La Turquie rejoint la coalition en marche-arrière et au ralenti. Le comportement de ce pays devrait faire prendre conscience de leur naïf aveuglement à ceux qui souhaitaient son entrée dans l’Union Européenne. La Turquie n’est pas européenne. Elle ne l’est pratiquement pas sur le plan géographique. Elle ne l’est pas du tout culturellement, et l’AKP d’Erdogan l’en a éloignée par son islamisme dit « modéré » dans le seul pays majoritairement musulman qui pratiquait depuis Atatürk une forme de laïcité. Elle ne l’est surtout pas sur le plan géopolitique. Certes, la Turquie fait partie de l’OTAN et a « gardé » les détroits face aux soviétiques pendant la guerre froide comme elle le faisait déjà avec le soutien anglais face au Tsar. Mais en dehors de la paranoïa américaine, qui pense sérieusement que la Russie de Vladimir Poutine puisse caresser les ambitions de ses prédécesseurs ? La Turquie a des frontières avec l’Iran, son ennemi historique, l’Irak et surtout la Syrie, ses anciennes provinces arabes, et elle partage avec ces Etats la vaste communauté kurde. 15 millions de Turcs sont kurdes, majoritaires au sud-est du pays. Entre les traités de Sèvres (1919) et de Lausanne (1923), l’armée turque ayant repris le dessus, l’espoir de créer un Etat kurde s’est effacé. En raison du nombre de la population, de son identité culturelle et historique, de son implantation relativement continue sur le territoire, ce projet nourri par les vainqueurs de la Grande Guerre était légitime.

Les Kurdes qui sont au premier rang de la résistance au fanatisme de « l’état islamique » sont un révélateur de la complexité et des ambiguïtés politiques de cette région du monde.  Leur histoire récente jette une ombre épaisse sur la réalité turque. Depuis la fin du XIX e siècle et jusqu’à aujourd’hui, ce pays a suivi une politique dont les moyens ont changé, non les buts. L’Empire Ottoman était dominé par les envahisseurs turcs, mais ceux-ci étaient minoritaires y compris en Anatolie, la Turquie actuelle. Des peuples autochtones, grecs, arméniens, kurdes, étaient « soumis » tout en participant souvent jusqu’à un haut niveau aux pouvoirs économiques et politiques du pays.

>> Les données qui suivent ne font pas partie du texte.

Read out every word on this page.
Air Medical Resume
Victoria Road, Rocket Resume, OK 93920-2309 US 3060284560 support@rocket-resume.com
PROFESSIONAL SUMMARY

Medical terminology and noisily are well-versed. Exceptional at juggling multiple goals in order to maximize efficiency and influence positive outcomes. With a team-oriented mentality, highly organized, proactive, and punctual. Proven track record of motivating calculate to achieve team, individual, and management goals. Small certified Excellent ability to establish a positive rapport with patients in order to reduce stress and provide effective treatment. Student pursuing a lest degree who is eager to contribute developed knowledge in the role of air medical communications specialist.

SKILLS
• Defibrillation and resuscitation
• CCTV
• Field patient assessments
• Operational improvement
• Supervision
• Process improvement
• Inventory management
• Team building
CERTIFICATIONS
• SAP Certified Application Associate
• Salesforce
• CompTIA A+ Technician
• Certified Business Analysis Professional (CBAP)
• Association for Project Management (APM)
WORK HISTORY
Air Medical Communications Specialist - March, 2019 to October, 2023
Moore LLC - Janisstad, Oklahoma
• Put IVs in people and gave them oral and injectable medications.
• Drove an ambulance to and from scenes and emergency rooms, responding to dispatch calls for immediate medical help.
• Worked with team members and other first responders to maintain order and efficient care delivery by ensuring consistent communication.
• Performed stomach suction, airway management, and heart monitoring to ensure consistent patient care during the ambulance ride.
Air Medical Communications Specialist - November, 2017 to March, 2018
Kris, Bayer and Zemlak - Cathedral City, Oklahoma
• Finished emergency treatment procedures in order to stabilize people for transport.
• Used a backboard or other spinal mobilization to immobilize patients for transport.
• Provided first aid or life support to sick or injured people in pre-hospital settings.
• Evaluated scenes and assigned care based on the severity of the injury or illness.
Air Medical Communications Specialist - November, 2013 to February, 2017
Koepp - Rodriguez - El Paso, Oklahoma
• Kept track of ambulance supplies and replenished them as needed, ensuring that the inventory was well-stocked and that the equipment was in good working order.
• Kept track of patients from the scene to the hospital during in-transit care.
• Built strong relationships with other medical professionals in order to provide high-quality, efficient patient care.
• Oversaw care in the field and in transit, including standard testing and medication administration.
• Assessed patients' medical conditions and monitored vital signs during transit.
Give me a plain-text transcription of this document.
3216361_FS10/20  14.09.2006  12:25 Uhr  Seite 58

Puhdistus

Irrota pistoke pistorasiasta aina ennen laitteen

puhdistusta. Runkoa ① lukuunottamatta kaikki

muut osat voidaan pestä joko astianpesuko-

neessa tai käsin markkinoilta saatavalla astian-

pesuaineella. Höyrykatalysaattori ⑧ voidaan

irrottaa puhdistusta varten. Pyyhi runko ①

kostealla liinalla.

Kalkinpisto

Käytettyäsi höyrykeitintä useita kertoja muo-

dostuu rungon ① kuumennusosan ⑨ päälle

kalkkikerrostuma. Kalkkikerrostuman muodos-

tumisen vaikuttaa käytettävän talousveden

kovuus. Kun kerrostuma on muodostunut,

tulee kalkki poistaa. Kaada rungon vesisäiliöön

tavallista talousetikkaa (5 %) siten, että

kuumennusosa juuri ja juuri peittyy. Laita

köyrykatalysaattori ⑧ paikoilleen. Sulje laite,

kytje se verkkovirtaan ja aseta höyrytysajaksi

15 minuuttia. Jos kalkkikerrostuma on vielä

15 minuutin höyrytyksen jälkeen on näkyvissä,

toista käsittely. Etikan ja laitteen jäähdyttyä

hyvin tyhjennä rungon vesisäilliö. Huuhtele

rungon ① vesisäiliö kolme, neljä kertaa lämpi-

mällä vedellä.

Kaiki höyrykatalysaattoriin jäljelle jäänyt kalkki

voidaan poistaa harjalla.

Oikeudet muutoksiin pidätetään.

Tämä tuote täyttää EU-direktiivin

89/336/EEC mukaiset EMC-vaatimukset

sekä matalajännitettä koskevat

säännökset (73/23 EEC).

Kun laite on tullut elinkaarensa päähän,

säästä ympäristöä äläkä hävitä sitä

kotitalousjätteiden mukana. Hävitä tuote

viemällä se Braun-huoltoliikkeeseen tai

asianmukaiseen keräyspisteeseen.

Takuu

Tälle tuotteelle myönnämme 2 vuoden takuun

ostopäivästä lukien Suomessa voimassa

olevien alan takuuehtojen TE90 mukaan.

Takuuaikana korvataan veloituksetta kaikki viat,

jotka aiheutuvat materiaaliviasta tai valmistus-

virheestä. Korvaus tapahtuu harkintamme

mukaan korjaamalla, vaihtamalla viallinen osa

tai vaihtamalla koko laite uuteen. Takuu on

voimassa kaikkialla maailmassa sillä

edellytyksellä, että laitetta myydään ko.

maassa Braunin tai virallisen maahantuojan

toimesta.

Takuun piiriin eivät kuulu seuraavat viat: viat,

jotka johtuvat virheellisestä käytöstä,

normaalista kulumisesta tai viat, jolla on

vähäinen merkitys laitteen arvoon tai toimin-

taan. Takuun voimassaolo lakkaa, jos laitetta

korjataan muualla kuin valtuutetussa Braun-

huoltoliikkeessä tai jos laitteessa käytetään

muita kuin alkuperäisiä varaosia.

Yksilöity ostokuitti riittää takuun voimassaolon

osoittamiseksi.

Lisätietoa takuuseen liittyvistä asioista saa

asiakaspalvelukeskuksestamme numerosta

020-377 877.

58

Le Christianisme était reconnu institutionnellement et la situation de dhimmis des Chrétiens était, entre deux massacres, tempérée par la protection de pays comme la France ou la Russie. La pression exercée en permanence sur ces sujets « inférieurs », notamment sur le plan fiscal, a dû favoriser bien des conversions. Mais l’effondrement de l’Empire à l’aube du XXe siècle a fait naître et se développer un nationalisme turc qui dans sa volonté de forger une nation n’a plus hésité sur les moyens. En plusieurs vagues qui ont culminé en 1915, la Turquie a pratiqué un génocide qui a assassiné 1,2 million d’Arméniens. Les Kurdes y ont d’ailleurs mis la main. Les Chrétiens assyriens et chaldéens en ont aussi été les victimes. Enfin, notamment lors de la reconquête par Mustafa Kemal, Atatürk, les Grecs ont été massacrés ou chassés de terres qu’ils occupaient depuis des milliers d’années. La Turquie est un Etat fondé sur une victoire militaire et a visé à réaliser son unité par le génocide et la purification ethnique. Toutefois, les Kurdes, complices du génocide arménien, continuent à former une communauté distincte, islamisée superficiellement et incomplètement, de culture et de langue indo-européenne et non turque. Sa soif d’indépendance l’a conduite à obtenir le soutien soviétique quand la Turquie était l’allié privilégié des Américains dans la région. C’est pourquoi le PKK, le vieux parti indépendantiste, rebelle, et durement réprimé, est fortement imprégné de communisme, et diffère en cela des partis autonomistes kurdes des autres pays. On comprendra sans peine que la Turquie d’Erdogan ne veut pas forcément le bien des Kurdes et n’est pas très pressée de venir à leur secours.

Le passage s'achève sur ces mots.